Normes minimales pour un éclairage adéquat
Dans son programme Energizing Development (EnDev), GIZ propose de fixer le niveau minimal acceptable de lumière dans un foyer à 300 lumens (comparable à la lumière produite par une ampoule à incandescence de 30 W). Sur les lieux de travail, il a été constaté qu’il s’agit d’un palier en dessous duquel le nombre d’accidents augmente rapidement (Reiche et coll. 2010). Ce niveau de lumière est suffisant pour la lecture et pour d’autres tâches ménagères. Ce rapport soutient qu’un niveau de 300 lumens devrait être disponible pendant au moins quatre heures par nuit.
Cuisine et chauffage de l’eau
La cuisine est un besoin quotidien. En effet, 80 % de la nourriture que nous consommons doivent être cuisinés. Pourtant, il s’agit d’un domaine d’intervention relativement négligé. En 2009, une étude révèle que seulement 2 % des stratégies en matière d’énergie dans les pays moins développés se sont intéressés à la cuisine (Havet et coll., 2009).
Deux personnes sur cinq (2,8 milliards en 2010) dépendent du bois, du charbon de bois ou de déchets d’origine animale pour cuisiner leur nourriture (Banerjee et coll., 2013). On estime que seulement 27 % des personnes qui dépendent des combustibles solides (biomasse ou charbon) utilisent des fourneaux améliorés. L’accès à ces fourneaux est encore plus limité dans les pays moins développés et en Afrique subsaharienne où seulement 6 % des personnes, qui ont recours à la biomasse traditionnelle, tirent parti de ces options (Legros et coll., 2009).
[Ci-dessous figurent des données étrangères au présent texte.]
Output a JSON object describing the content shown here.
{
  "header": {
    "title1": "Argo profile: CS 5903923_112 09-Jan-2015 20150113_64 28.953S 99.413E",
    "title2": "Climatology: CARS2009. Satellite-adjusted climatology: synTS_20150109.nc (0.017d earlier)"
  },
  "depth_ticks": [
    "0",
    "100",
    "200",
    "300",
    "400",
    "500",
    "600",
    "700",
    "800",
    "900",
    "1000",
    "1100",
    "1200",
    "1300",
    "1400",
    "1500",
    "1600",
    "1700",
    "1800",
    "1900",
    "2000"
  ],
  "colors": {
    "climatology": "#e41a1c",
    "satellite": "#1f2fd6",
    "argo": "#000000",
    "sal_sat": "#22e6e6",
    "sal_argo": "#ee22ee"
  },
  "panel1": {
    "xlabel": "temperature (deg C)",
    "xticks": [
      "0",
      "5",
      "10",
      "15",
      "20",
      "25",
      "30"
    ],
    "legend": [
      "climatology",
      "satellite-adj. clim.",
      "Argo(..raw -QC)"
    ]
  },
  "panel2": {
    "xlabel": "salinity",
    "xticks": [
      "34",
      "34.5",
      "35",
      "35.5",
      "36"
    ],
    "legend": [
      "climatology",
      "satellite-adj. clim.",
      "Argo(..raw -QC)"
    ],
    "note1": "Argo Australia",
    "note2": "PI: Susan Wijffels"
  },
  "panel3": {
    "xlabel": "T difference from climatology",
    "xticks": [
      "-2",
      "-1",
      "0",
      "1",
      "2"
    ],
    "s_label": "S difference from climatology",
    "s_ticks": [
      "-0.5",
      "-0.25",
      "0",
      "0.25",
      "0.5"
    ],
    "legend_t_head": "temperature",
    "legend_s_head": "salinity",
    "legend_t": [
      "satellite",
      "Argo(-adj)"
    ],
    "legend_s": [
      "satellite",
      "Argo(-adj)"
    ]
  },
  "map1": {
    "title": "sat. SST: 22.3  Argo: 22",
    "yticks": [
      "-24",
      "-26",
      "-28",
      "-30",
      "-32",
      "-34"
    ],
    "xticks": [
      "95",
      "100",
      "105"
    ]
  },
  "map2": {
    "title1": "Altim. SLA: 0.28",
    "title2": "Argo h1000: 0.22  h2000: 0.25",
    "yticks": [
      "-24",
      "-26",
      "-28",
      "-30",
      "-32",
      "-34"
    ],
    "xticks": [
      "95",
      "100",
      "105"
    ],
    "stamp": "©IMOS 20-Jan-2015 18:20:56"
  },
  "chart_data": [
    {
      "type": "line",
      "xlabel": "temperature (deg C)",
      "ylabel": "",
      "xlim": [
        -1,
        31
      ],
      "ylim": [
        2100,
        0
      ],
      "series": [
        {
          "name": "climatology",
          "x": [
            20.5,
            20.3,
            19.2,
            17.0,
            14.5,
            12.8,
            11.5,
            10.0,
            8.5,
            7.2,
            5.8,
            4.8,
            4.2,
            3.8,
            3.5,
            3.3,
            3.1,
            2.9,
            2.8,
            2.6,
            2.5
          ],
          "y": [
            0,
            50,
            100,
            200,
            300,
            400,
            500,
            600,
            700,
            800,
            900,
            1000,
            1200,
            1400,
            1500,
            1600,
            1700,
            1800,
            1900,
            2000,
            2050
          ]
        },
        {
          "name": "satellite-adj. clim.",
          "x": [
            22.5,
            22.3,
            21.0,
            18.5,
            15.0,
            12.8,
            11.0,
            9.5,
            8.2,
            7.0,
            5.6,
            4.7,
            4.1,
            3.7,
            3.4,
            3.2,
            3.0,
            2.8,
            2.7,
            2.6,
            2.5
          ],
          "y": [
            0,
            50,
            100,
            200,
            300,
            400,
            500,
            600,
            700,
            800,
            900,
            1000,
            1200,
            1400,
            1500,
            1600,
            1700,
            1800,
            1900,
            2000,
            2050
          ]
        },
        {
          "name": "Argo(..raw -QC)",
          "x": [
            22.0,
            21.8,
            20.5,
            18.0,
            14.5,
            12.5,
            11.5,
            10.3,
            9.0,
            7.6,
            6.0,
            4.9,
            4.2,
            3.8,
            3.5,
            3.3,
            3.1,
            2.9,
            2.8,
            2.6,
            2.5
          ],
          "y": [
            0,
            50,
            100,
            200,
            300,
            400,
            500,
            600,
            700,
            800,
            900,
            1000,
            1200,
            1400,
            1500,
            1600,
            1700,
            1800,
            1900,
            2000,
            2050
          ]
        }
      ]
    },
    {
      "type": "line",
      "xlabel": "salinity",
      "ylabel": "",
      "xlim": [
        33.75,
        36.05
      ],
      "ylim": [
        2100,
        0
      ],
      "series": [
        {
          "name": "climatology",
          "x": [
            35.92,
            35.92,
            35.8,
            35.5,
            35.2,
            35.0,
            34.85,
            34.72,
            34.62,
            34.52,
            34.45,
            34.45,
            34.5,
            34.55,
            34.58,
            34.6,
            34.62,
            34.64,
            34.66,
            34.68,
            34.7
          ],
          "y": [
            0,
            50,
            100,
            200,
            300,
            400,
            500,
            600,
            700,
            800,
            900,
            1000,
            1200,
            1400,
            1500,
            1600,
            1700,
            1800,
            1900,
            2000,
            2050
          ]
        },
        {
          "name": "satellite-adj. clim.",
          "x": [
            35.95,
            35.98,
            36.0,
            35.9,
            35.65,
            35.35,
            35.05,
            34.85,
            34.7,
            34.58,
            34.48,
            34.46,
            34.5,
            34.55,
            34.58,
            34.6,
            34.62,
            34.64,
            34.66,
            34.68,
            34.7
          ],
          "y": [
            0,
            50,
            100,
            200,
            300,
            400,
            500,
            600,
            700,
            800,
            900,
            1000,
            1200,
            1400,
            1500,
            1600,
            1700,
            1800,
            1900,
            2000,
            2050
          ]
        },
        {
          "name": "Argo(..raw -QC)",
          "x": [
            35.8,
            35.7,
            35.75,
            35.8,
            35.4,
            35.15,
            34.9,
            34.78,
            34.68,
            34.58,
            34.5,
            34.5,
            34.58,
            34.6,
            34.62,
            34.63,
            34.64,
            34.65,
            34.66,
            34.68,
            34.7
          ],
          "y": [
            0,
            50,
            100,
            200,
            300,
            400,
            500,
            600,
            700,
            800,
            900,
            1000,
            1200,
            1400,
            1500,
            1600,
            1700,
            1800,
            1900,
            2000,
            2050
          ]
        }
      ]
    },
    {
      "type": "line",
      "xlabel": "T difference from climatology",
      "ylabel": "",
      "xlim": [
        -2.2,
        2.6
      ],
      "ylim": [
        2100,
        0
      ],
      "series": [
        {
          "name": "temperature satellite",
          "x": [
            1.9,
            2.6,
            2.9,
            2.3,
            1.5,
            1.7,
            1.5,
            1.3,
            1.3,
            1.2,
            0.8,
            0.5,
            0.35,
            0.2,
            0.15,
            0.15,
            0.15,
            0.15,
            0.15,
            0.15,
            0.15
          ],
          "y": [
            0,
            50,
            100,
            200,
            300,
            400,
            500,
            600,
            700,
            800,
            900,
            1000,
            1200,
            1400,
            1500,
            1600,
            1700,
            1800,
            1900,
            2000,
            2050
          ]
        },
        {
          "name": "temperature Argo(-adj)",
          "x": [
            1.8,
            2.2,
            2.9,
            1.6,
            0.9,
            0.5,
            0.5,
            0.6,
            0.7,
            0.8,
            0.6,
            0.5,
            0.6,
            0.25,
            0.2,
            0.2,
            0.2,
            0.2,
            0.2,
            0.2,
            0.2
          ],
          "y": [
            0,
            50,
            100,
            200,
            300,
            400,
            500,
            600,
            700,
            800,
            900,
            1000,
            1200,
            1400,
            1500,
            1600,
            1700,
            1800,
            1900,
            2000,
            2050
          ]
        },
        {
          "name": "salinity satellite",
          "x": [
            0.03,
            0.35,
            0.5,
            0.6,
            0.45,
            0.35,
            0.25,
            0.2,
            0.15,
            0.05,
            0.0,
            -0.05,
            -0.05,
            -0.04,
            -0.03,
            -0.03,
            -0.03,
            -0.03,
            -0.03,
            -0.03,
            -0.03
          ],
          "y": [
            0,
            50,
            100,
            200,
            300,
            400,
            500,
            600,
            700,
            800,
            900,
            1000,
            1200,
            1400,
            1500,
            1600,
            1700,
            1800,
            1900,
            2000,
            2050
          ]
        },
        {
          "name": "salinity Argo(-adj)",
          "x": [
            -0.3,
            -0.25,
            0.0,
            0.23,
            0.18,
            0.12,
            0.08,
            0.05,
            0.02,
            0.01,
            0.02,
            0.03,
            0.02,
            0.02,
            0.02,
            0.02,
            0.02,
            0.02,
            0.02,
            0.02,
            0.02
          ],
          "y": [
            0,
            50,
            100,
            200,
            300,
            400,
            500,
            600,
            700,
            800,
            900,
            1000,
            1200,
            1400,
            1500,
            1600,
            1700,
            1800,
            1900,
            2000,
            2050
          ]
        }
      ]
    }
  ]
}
Une source de chaleur n’est pas uniquement nécessaire pour cuisiner: la stérilisation de l’eau et le chauffage de l’eau pour la toilette et l’hygiène personnelle rallongent la durée pendant laquelle un fourneau ou un feu doit être allumé. Les fourneaux sont également utilisés pour des activités domestiques productives, comme la cuisson des aliments pour animaux, le brassage de la bière et de l’alcool et la préparation de nourriture de rue (qui constitue souvent une importante source de revenus pour le foyer).
La cuisine et le chauffage de l’eau ne sont pas uniquement réalisés au sein du foyer, mais également dans les rues (pour la nourriture de rue), dans les cafés et restaurants, dans les institutions comme les écoles ou les hôpitaux, et sur les lieux de travail.
Tableau 1.1 Technologies d’éclairage low-cost et leur utilization
Cuisine et chauffage de l’eau sans fourneaux ni combustibles améliorés
Le manque d’accès à des solutions de cuisson améliorées a de profondes implications. Parmi les plus importantes on peut citer, le temps et la charge de travail des femmes et des enfants, la santé et les problèmes environnementaux.
Temps et charge de travail des femmes. Les femmes en particulier passent de nombreuses heures à effectuer des corvées, rassemblant du combustible, cuisinant sur des fourneaux non efficients et nettoyant les casseroles, les vêtements, les murs et les plafonds couverts de suie. Des études menées dans différents pays montrent que les femmes (et souvent les enfants) passent 2 à 8 heures par jour à ramasser du bois (figure 1.2). Il existe également de fortes variations saisonnières qui affectent la disponibilité et le choix du type de combustible à utiliser (encadré 1.2).